Quando soube deste livro pensei no que ele poderia trazer de diferente
para o trekker brasileiro, já que existem vários livros excelentes sobre
a série publicados nos Estados Unidos, e mesmo no Brasil, se pensarmos em Jornada
nas Estrelas Compendium, de Allan Asherman e as biografias de William
Shatner e Leonard Nimoy. Ou seja, o Almanaque só seria útil como fonte
de consulta se tivesse informações básicas completas, como listas de obras e
episódios das séries e trouxesse algo brasileiro sobre o assunto. Talvez
a obra não tenha sido concebida para o trekker, mas sim para o público
em geral. Afinal, a Aleph tem adotado este princípio para os seus livros de
ficção científica. Isso explicaria este almanaque light, ao invés de um
com mais ênfase em informações de pesquisa. Se assim for, o interesse para o trekker
é reduzido. Por tudo isso, embora o livro seja bem produzido, ainda se espera outro
sobre a série que traga informações bibliográficas e de pesquisa e,
principalmente, mais voltadas à rica – e ainda mal contada – história do
movimento trekker no Brasil.
– Marcello Simão Branco
[1] Mas não
é o primeiro abordando a série. Em 1993, Ana Creusa Zacharias escreveu uma novelização
chamada A abadia, em edição independente.
[2] O
mais completo, claro, é Jornada nas Estrelas Compendium, de Allan Asherman,
publicado pela Sci-Fi Books, em 1999. Já em termos de guia produzido por
brasileiros, o melhor é TV Séries – Jornada nas Estrelas: Guia de Episódios,
edição especial da revista em seu ano II, número 16, outubro de 1998, num ótimo
trabalho de Fernanda Furquim e Marta Machado.
[3] Talvez
por desconhecimento, os autores deixaram de comentar sobre um álbum com 240
figurinhas colantes sobre Jornada nas Estrelas: A Nova Geração,
publicado pela editora Abril Panini S/A, em 1991.
[4] O título
da reportagem é “Lá em cima onde mora a aventura: Emoção e garotas bonitas, é o
que promete ‘Jornada nas Estrelas’. Fotos dos episódios “Deste lado do paraíso”

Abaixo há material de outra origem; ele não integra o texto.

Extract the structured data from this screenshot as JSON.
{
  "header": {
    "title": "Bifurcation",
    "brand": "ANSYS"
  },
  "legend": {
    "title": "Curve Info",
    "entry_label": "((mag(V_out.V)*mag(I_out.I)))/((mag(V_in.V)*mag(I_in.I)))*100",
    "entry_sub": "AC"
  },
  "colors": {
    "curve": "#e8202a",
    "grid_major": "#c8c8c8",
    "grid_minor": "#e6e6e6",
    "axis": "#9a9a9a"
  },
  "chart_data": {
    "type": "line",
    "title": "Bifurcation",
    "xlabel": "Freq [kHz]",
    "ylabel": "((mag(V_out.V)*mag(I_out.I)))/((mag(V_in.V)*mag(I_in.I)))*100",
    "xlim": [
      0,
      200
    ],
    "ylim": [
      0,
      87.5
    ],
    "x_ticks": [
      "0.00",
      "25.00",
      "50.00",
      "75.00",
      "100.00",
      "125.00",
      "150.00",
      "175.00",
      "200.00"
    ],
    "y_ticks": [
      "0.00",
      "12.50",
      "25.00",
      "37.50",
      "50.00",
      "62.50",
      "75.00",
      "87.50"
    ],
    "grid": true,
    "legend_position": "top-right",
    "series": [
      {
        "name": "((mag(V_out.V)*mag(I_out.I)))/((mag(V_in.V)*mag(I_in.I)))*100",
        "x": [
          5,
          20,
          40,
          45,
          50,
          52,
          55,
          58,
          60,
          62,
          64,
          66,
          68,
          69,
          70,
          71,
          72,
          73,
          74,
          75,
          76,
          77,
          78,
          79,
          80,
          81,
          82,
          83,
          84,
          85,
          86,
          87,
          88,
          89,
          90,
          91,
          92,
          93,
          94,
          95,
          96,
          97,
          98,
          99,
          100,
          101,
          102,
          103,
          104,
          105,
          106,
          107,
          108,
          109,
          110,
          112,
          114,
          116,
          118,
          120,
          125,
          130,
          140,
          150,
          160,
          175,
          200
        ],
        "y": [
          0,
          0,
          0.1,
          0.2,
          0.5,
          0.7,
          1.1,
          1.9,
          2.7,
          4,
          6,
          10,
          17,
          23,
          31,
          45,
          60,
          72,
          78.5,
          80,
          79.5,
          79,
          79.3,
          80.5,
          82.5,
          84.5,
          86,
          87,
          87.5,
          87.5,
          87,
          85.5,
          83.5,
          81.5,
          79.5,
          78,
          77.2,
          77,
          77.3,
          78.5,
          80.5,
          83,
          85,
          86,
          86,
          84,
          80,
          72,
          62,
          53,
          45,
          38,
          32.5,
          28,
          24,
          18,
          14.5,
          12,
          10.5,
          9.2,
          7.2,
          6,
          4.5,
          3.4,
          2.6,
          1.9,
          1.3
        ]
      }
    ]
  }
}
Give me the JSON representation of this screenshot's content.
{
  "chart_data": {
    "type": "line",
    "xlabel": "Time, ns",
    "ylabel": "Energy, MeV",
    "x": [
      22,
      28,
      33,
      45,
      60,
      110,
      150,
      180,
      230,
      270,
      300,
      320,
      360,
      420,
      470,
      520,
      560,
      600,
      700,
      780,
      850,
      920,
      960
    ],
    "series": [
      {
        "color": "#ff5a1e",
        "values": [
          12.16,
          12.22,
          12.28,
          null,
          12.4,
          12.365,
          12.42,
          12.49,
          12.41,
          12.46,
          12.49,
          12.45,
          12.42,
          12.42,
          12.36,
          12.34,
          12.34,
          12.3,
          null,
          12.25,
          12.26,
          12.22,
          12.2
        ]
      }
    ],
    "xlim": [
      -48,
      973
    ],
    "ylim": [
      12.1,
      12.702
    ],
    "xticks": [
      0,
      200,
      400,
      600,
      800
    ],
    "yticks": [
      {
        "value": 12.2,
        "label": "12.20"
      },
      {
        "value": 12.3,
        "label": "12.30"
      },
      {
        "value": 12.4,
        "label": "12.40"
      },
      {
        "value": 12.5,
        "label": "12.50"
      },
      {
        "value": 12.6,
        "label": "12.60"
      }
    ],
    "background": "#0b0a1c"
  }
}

e “Miri” ilustram o texto.
[5] Veja o
artigo “Jornada nas Estrelas (Star Trek): Uma dublagem através do tempo”, de
Thiago Siqueira, publicado em
http://universofantastico.wordpress.com/2009/04/11/jornada-nas-estrelas-uma-dublagem-atraves-do-tempo.
[6] Veja os
títulos de algumas reportagens sobre os fãs dos anos 1980: “Um jeito trek de
ser”, no Jornal do Campus da USP, n. 67, 1º de junho de 1988; “A guerra
dos trekies brasileiros”, no Jornal da Tarde, de São Paulo, em 27 de
maio de 1989. As duas com fotos de fãs. E também na revista Video Business,
em 1988, com “Fãs além da imaginação”. Participaram também num programa sobre
vídeo e cinema na Rede Bandeirantes, em São Paulo, em 1988, apresentado por
Serginho Café. Exemplos que atestam que existia uma intensa atividade de fãs,
ao contrário do que defende os autores do Almanaque.
[7] Escrevi
uma história dos fãs da série no Brasil, de 1982 a 2006, “Os fãs de Jornada nas
Estrelas no Brasil”, em http://www.scarium.com.br/artigos/simao02.htm.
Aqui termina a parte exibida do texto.